Mes yeux sont du Brésil
# Luzenir Caixeta:
Beaucoup de gens disent: »C'est fou, vous êtes partout?« Nous avons invité d'autres
organisations de femmes à une initiative commune et puis nous avons réalisé une
action dans un tramway. Chaque organisation a décoré une partie du tramway.
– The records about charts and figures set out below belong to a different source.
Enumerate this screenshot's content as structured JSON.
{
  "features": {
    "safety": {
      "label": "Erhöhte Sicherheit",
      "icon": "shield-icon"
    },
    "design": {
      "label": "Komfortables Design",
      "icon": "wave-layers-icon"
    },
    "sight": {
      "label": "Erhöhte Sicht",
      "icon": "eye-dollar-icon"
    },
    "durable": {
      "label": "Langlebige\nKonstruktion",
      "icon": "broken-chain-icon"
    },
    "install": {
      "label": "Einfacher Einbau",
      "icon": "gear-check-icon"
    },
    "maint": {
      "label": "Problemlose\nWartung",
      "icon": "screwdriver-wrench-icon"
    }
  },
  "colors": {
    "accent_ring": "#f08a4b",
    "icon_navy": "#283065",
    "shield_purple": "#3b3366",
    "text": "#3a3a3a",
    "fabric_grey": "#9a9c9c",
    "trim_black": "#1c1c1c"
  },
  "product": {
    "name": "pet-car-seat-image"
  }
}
La
télévision est venue aussi. La télévision n'a présenté que les deux autres organisations
et nous qui avons en fait donné la grande interview et réalisé l'initiative, nous
n'avons pas du tout été présentées.
# Tania Araujo:
Rúbia a tout organisé, elle a eu les idées. Puis la télévision arrive et ne montre
que les Autrichiennes. La seule organisation de migrantes qui a participé n'a
pas du tout été présentée!
# Luzenir Caixeta:
Je trouve que c'est très caractéristique pour la problématique des médias. Je
sais que si nous ne sommes pas présentées, cela signifie que personne ne soulèvera
le problème et n'en discutera... C'est justement ce que nous essayons de faire:
simplement par des actions pas compliquées, mais qui sont provocantes, pour faire
réfléchir les gens!
# Milena Müller:
En ce qui concerne les méthodes et les possibilités de relations publiques, je
ne suis pas sûre moi-même comment aborder la question, comment aller vers le public
avec le sujet, comment inciter les gens à non seulement y réfléchir mais aussi
à l´étape suivante: à agir. Alors dans quelle mesure prendre moi-même des risques
et dans quelle mesure faire prendre des risques à une des femmes qui participent
peut-être ou avec qui nous travaillons? Je trouve que c'est très problématique
dans la mesure où nous décidons en quelque sorte pour elles comment aller vers
le public.
# Rúbia Salgado:
Il y a un contexte à cela. Nous avons souvent réfléchi comment nous pourrions
transmettre nos préoccupations politiques. Comment informer sur les femmes, sur
nous, sur notre situation en tant que migrantes, certaines travaillant dans la
prostitution, comment informer là-dessus, sans exposer les femmes à des risques?
# Luzenir Caixeta:
Beaucoup de gens croient que ces femmes se vendent et c'est faux. Elles ne se
vendent pas. Elles vendent bien un produit, mais pas leur corps et leur vie ou
leur personne.
# Veronika Rechberger:
Du fait que la société autrichienne est très catholique, il est souvent très difficile
d'avoir l'exigence de ne pas voir la prostitution sous un aspect moral. Dès que
vous ne dites plus que vous voulez sortir les femmes de là, mais que vous êtes
présentes et que vous voulez répondre à ce qu'elles veulent, ce n'est pas du tout
ou à peine accepté par l'opinion générale.
# Rúbia Salgado:
Je crois vraiment qu'une solution serait un travail à un niveau de fiction, par
exemple une pièce de théâtre où il n'est plus question d'un individu concret,
mais d'une Persona, d'un personnage. Il y a là une possibilité pour les femmes
de faire à la fois un travail d'éducation et de relations publiques - un travail
de relations publiques sérieux, qui ne représente aucune personnalité particulière,
aucune personne privée, aucune histoire individuelle. Pour les femmes c'est aussi
une possibilité de réflexion sur leur histoire et leur vie ici. C'est beaucoup
plus simple parce que la distance par rapport à leur propre histoire est alors
évidente. C'est une possibilité qui n'est pas individuelle, elle est collective!